Juntei alguns papéis, passei informações à garota que me substituiria no próximo turno, recolhi minhas coisas e bati o ponto exatamente cinco da tarde. Caminhei calmamente até o prédio simples onde consegui um quarto e sala por um preço que podia pagar com meu salário e sem nenhum tipo de documentação necessária. Abri a porta já desgastada e pendurei minha bolsa na parede ao lado, tirei os sapatos e soltei o coque que já me causava dor de cabeça. Os cabelos vermelhos caíram em cascata pelas minhas costas, e balancei-os para afrouxar do penteado marcado pelo spray fixador.

A rotina era marcada, perfeita e parecia extremamente errada quebrá-la, mas assim o fiz.
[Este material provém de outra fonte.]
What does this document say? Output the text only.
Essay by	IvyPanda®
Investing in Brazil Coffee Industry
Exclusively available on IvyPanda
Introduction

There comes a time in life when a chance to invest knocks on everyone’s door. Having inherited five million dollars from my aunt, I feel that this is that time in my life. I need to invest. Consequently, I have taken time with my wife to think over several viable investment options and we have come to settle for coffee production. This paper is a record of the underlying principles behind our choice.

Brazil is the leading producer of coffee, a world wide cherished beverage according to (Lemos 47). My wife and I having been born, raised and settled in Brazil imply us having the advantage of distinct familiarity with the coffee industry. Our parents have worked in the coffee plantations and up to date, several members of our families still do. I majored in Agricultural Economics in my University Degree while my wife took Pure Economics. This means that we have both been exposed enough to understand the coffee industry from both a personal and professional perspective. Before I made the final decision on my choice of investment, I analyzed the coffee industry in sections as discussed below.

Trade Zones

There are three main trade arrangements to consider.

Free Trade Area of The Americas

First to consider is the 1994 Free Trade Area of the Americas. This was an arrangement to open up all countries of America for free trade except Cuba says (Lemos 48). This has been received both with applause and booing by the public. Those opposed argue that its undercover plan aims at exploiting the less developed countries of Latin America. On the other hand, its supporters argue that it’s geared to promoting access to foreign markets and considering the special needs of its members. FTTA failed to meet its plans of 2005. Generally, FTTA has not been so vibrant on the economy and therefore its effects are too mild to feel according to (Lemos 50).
Ao invés de ligar a televisão e deixá-la falando em espanhol enquanto preparava um lanche, dei preferência ao silêncio absoluto que reverberava pelas paredes. Não era um silêncio convidativo, mas era familiar. Me dirigi ao pequeno armário embutido no canto do cômodo principal e o abri, acendendo a luz interna ao puxar a pequena corda que balançava preguiçosamente sob minha cabeça. Observei todas as fotos que cobriam o fundo do armário. Matérias impressas de jornais, imagens de câmeras de segurança, documentos falsos. Todos devidamente organizados em ordem cronológica, mas entre si, apenas poucas fitas adesivas na cor vermelha ligavam uns documentos a outros.
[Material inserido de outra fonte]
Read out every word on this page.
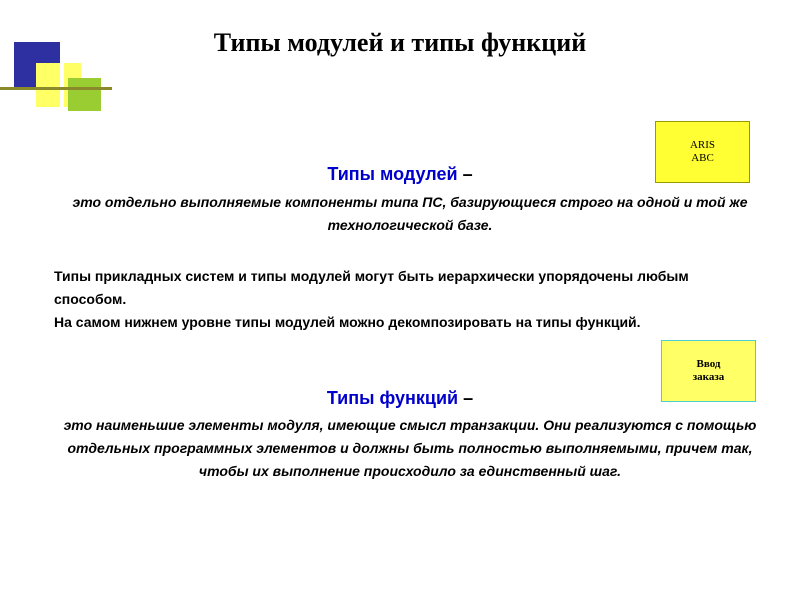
Типы модулей и типы функций
ARIS
ABC
Типы модулей –
это отдельно выполняемые компоненты типа ПС, базирующиеся строго на одной и той же технологической базе.
Типы прикладных систем и типы модулей могут быть иерархически упорядочены любым способом.
На самом нижнем уровне типы модулей можно декомпозировать на типы функций.
Ввод
заказа
Типы функций –
это наименьшие элементы модуля, имеющие смысл транзакции. Они реализуются с помощью отдельных программных элементов и должны быть полностью выполняемыми, причем так, чтобы их выполнение происходило за единственный шаг.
Meu rosto aparecia em cada um deles.

Tudo levara muito tempo. Mais precisamente, mil e sessenta e quatro dias procurando, pesquisando, perguntando. O computador disponível no hotel servia para fazer algumas procuras no google, e o detetive particular cobrou o salários de muitas horas extras para cruzar fotos minhas em um programa de identificação de desaparecidos que definitivamente era ilegal, mas rendeu muitas informações que além de úteis, eram extremamente assustadoras.